Who’s to blame for lazy Americans? The person who invented solutions or the problems themselves who sit around and earn their Type 2 diabetes?

Many of the companies you’ll find under Indeed.com who hire independent contractors (gig workers) - are mom and pop, small business owners trying their hand at entrepreneurship and The American Dream. And they’re doing it successfully.

Is it a perfect system? Nope.

But - just like Ford and its assembly line of automobiles and its demise of the wagon wheel - it will get better, and 100’s if not 1,000’s of new industries will spawn up that support the likes of Amazon.

Is this skilled labor?

Nope.

You grab a smart phone. You click: “Accept Job.” Then you proceed to the dock station IN YOUR OWN VEHICLE- the majority of the time. You load your packages. Drive to the next location. Scan package bar code. Place at doorstep. Scan barcode again. Click: “Order Complete”. Take a pic.

Not bad for $25 an hour, aye?

I know Amazon warehouse jobs are a GAZILLION times harder. All warehouse jobs are.
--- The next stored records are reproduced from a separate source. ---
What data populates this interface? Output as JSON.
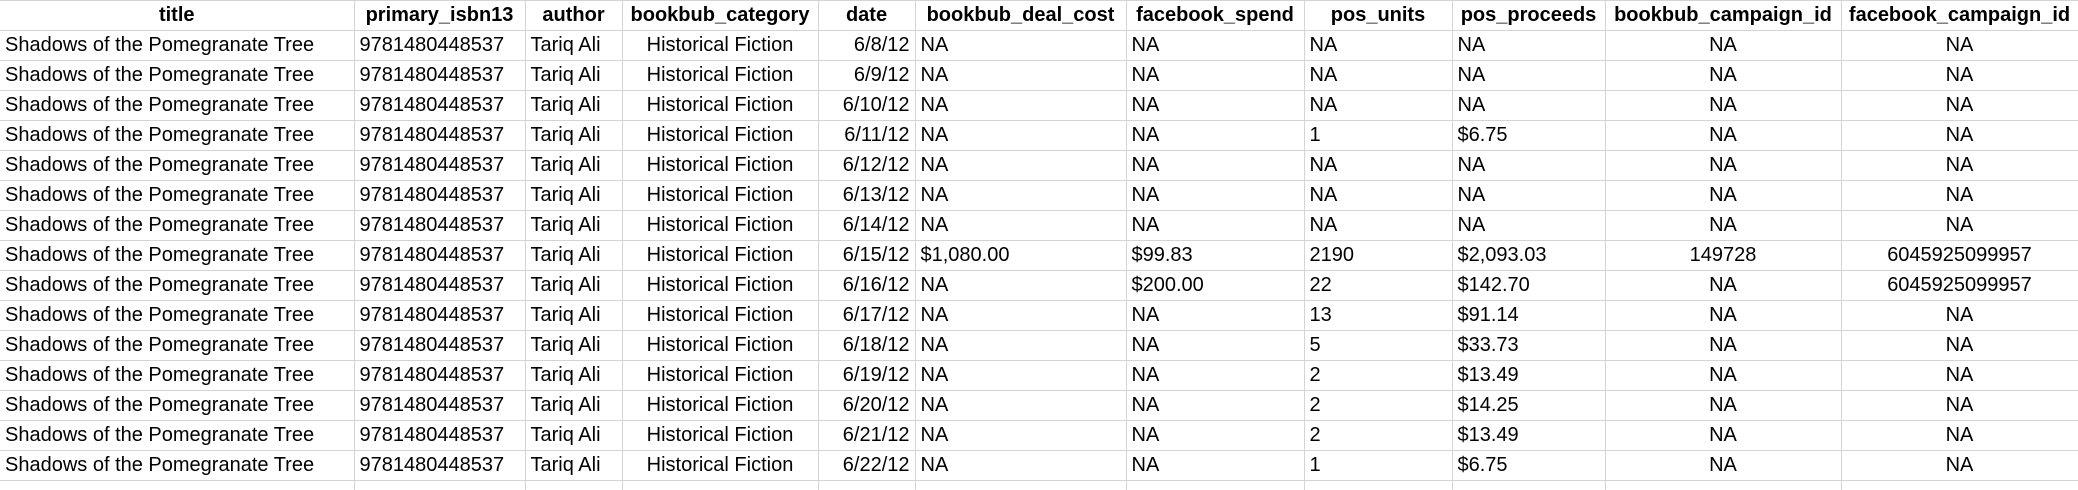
{
  "columns": [
    "title",
    "primary_isbn13",
    "author",
    "bookbub_category",
    "date",
    "bookbub_deal_cost",
    "facebook_spend",
    "pos_units",
    "pos_proceeds",
    "bookbub_campaign_id",
    "facebook_campaign_id"
  ],
  "rows": [
    [
      "Shadows of the Pomegranate Tree",
      "9781480448537",
      "Tariq Ali",
      "Historical Fiction",
      "6/8/12",
      "NA",
      "NA",
      "NA",
      "NA",
      "NA",
      "NA"
    ],
    [
      "Shadows of the Pomegranate Tree",
      "9781480448537",
      "Tariq Ali",
      "Historical Fiction",
      "6/9/12",
      "NA",
      "NA",
      "NA",
      "NA",
      "NA",
      "NA"
    ],
    [
      "Shadows of the Pomegranate Tree",
      "9781480448537",
      "Tariq Ali",
      "Historical Fiction",
      "6/10/12",
      "NA",
      "NA",
      "NA",
      "NA",
      "NA",
      "NA"
    ],
    [
      "Shadows of the Pomegranate Tree",
      "9781480448537",
      "Tariq Ali",
      "Historical Fiction",
      "6/11/12",
      "NA",
      "NA",
      "1",
      "$6.75",
      "NA",
      "NA"
    ],
    [
      "Shadows of the Pomegranate Tree",
      "9781480448537",
      "Tariq Ali",
      "Historical Fiction",
      "6/12/12",
      "NA",
      "NA",
      "NA",
      "NA",
      "NA",
      "NA"
    ],
    [
      "Shadows of the Pomegranate Tree",
      "9781480448537",
      "Tariq Ali",
      "Historical Fiction",
      "6/13/12",
      "NA",
      "NA",
      "NA",
      "NA",
      "NA",
      "NA"
    ],
    [
      "Shadows of the Pomegranate Tree",
      "9781480448537",
      "Tariq Ali",
      "Historical Fiction",
      "6/14/12",
      "NA",
      "NA",
      "NA",
      "NA",
      "NA",
      "NA"
    ],
    [
      "Shadows of the Pomegranate Tree",
      "9781480448537",
      "Tariq Ali",
      "Historical Fiction",
      "6/15/12",
      "$1,080.00",
      "$99.83",
      "2190",
      "$2,093.03",
      "149728",
      "6045925099957"
    ],
    [
      "Shadows of the Pomegranate Tree",
      "9781480448537",
      "Tariq Ali",
      "Historical Fiction",
      "6/16/12",
      "NA",
      "$200.00",
      "22",
      "$142.70",
      "NA",
      "6045925099957"
    ],
    [
      "Shadows of the Pomegranate Tree",
      "9781480448537",
      "Tariq Ali",
      "Historical Fiction",
      "6/17/12",
      "NA",
      "NA",
      "13",
      "$91.14",
      "NA",
      "NA"
    ],
    [
      "Shadows of the Pomegranate Tree",
      "9781480448537",
      "Tariq Ali",
      "Historical Fiction",
      "6/18/12",
      "NA",
      "NA",
      "5",
      "$33.73",
      "NA",
      "NA"
    ],
    [
      "Shadows of the Pomegranate Tree",
      "9781480448537",
      "Tariq Ali",
      "Historical Fiction",
      "6/19/12",
      "NA",
      "NA",
      "2",
      "$13.49",
      "NA",
      "NA"
    ],
    [
      "Shadows of the Pomegranate Tree",
      "9781480448537",
      "Tariq Ali",
      "Historical Fiction",
      "6/20/12",
      "NA",
      "NA",
      "2",
      "$14.25",
      "NA",
      "NA"
    ],
    [
      "Shadows of the Pomegranate Tree",
      "9781480448537",
      "Tariq Ali",
      "Historical Fiction",
      "6/21/12",
      "NA",
      "NA",
      "2",
      "$13.49",
      "NA",
      "NA"
    ],
    [
      "Shadows of the Pomegranate Tree",
      "9781480448537",
      "Tariq Ali",
      "Historical Fiction",
      "6/22/12",
      "NA",
      "NA",
      "1",
      "$6.75",
      "NA",
      "NA"
    ]
  ]
}
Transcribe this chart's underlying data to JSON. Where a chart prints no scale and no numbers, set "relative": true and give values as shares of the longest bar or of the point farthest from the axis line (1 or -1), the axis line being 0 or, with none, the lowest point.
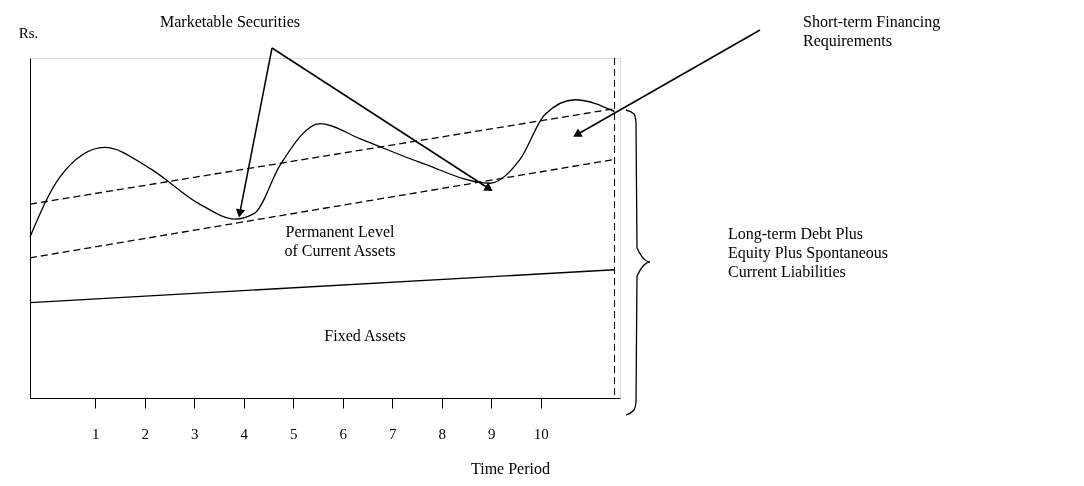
{
  "chart_data": {
    "type": "line",
    "relative": true,
    "xlabel": "Time Period",
    "ylabel": "Rs.",
    "xlim": [
      -0.32,
      11.6
    ],
    "xticks": [
      1,
      2,
      3,
      4,
      5,
      6,
      7,
      8,
      9,
      10
    ],
    "series": [
      {
        "color": "#000000",
        "line_style": "solid",
        "x": [
          -0.32,
          0.28,
          1.19,
          2.1,
          3.11,
          3.82,
          4.22,
          4.73,
          5.54,
          6.34,
          7.56,
          8.97,
          9.58,
          10.08,
          10.69,
          11.49
        ],
        "values": [
          0.54,
          0.74,
          0.84,
          0.77,
          0.65,
          0.6,
          0.62,
          0.78,
          0.92,
          0.87,
          0.79,
          0.72,
          0.8,
          0.95,
          1.0,
          0.96
        ]
      },
      {
        "color": "#000000",
        "line_style": "dashed",
        "x": [
          -0.32,
          11.49
        ],
        "values": [
          0.65,
          0.97
        ]
      },
      {
        "color": "#000000",
        "line_style": "dashed",
        "x": [
          -0.32,
          11.49
        ],
        "values": [
          0.47,
          0.8
        ]
      },
      {
        "color": "#000000",
        "line_style": "solid",
        "x": [
          -0.32,
          11.49
        ],
        "values": [
          0.32,
          0.43
        ]
      }
    ],
    "ref_lines": [
      {
        "axis": "x",
        "value": 11.49,
        "line_style": "dashed"
      }
    ],
    "annotations": [
      "Marketable Securities",
      "Short-term Financing Requirements",
      "Permanent Level of Current Assets",
      "Fixed Assets",
      "Long-term Debt Plus Equity Plus Spontaneous Current Liabilities"
    ]
  }
}
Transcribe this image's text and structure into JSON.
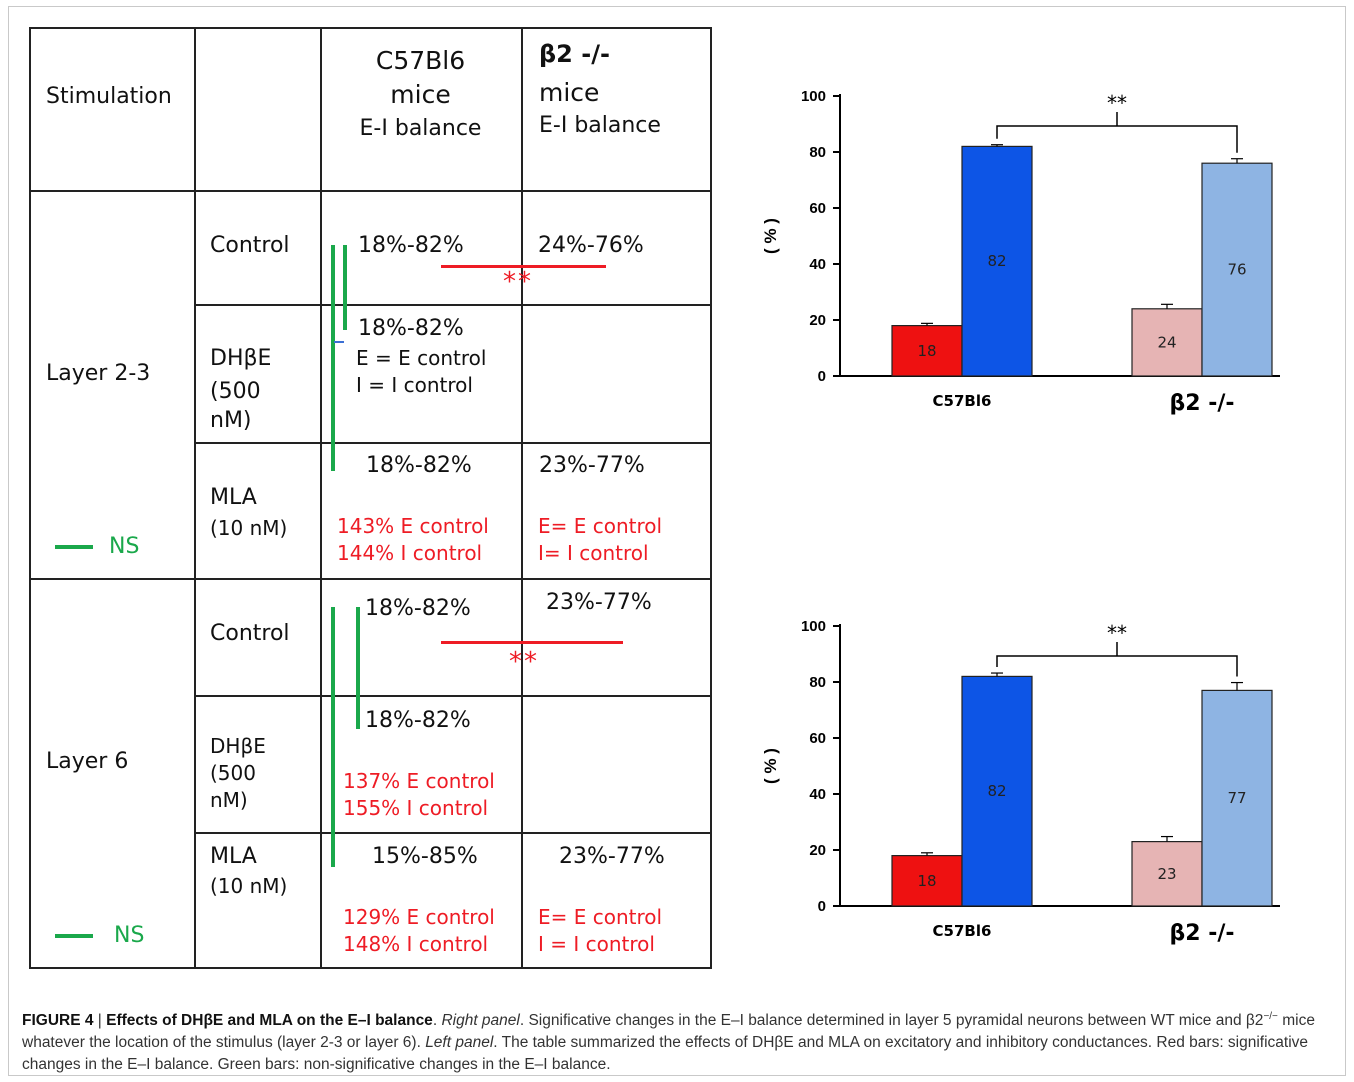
{
  "table": {
    "header": {
      "stimulation": "Stimulation",
      "c57_line1": "C57Bl6",
      "c57_line2": "mice",
      "c57_line3": "E-I balance",
      "b2_line1": "β2 -/-",
      "b2_line2": "mice",
      "b2_line3": "E-I balance"
    },
    "layer23": {
      "label": "Layer  2-3",
      "ns_label": "NS",
      "control": {
        "label": "Control",
        "c57": "18%-82%",
        "b2": "24%-76%",
        "stars": "**"
      },
      "dhbe": {
        "label1": "DHβE",
        "label2": "(500",
        "label3": "nM)",
        "c57": "18%-82%",
        "note1": "E = E control",
        "note2": "I = I control"
      },
      "mla": {
        "label1": "MLA",
        "label2": "(10 nM)",
        "c57": "18%-82%",
        "b2": "23%-77%",
        "c57_note1": "143% E control",
        "c57_note2": "144% I control",
        "b2_note1": "E= E control",
        "b2_note2": "I= I control"
      }
    },
    "layer6": {
      "label": "Layer 6",
      "ns_label": "NS",
      "control": {
        "label": "Control",
        "c57": "18%-82%",
        "b2": "23%-77%",
        "stars": "**"
      },
      "dhbe": {
        "label1": "DHβE",
        "label2": "(500",
        "label3": "nM)",
        "c57": "18%-82%",
        "note1": "137% E control",
        "note2": "155% I control"
      },
      "mla": {
        "label1": "MLA",
        "label2": "(10 nM)",
        "c57": "15%-85%",
        "b2": "23%-77%",
        "c57_note1": "129% E control",
        "c57_note2": "148% I control",
        "b2_note1": "E= E control",
        "b2_note2": "I = I control"
      }
    }
  },
  "chart_data": [
    {
      "type": "bar",
      "categories": [
        "C57Bl6",
        "β2 -/-"
      ],
      "ylabel": "( % )",
      "ylim": [
        0,
        100
      ],
      "yticks": [
        0,
        20,
        40,
        60,
        80,
        100
      ],
      "significance": "**",
      "bars": [
        {
          "category": "C57Bl6",
          "value": 18,
          "label": "18",
          "error": 0.8,
          "color": "#ee1111"
        },
        {
          "category": "C57Bl6",
          "value": 82,
          "label": "82",
          "error": 0.6,
          "color": "#0d55e6"
        },
        {
          "category": "β2 -/-",
          "value": 24,
          "label": "24",
          "error": 1.6,
          "color": "#e6b4b4"
        },
        {
          "category": "β2 -/-",
          "value": 76,
          "label": "76",
          "error": 1.6,
          "color": "#8eb4e3"
        }
      ]
    },
    {
      "type": "bar",
      "categories": [
        "C57Bl6",
        "β2 -/-"
      ],
      "ylabel": "( % )",
      "ylim": [
        0,
        100
      ],
      "yticks": [
        0,
        20,
        40,
        60,
        80,
        100
      ],
      "significance": "**",
      "bars": [
        {
          "category": "C57Bl6",
          "value": 18,
          "label": "18",
          "error": 1.0,
          "color": "#ee1111"
        },
        {
          "category": "C57Bl6",
          "value": 82,
          "label": "82",
          "error": 1.2,
          "color": "#0d55e6"
        },
        {
          "category": "β2 -/-",
          "value": 23,
          "label": "23",
          "error": 1.8,
          "color": "#e6b4b4"
        },
        {
          "category": "β2 -/-",
          "value": 77,
          "label": "77",
          "error": 2.8,
          "color": "#8eb4e3"
        }
      ]
    }
  ],
  "caption": {
    "figure": "FIGURE 4",
    "sep": " | ",
    "title": "Effects of DHβE and MLA on the E–I balance",
    "right_label": "Right panel",
    "right_text": ". Significative changes in the E–I balance determined in layer 5 pyramidal neurons between WT mice and β2",
    "sup": "−/−",
    "right_text2": " mice whatever the location of the stimulus (layer 2-3 or layer 6). ",
    "left_label": "Left panel",
    "left_text": ". The table summarized the effects of DHβE and MLA on excitatory and inhibitory conductances. Red bars: significative changes in the E–I balance. Green bars: non-significative changes in the E–I balance."
  }
}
But for those - you get PTO, health benefits, and FREE college tuition.

Name another company that does the latter. I’ve worked at The Gap, Inc. and while it had impressive health benefits DAY ONE; if you wanted tutoring reimbursement - it had to be related to your field or department. Uh. No thanks. That’s why I’m going back to school - to get out of this rat race.

I’d love to see an entire novel or documentary on a “year in the life” of a gig workers or Amazon warehouse worker.

You raise excellent points; but EVERY Amazon driver does NOT deliver packages in a urine bottle riddled sprinter van for $32,000 year.

Expand full comment

There’s an error at the beginning of your post. Amazon is the second largest private employer, but it is a publicly held company (not privately held, as stated.)

Expand full comment

Thank you for the correction, Jim! I just made the change.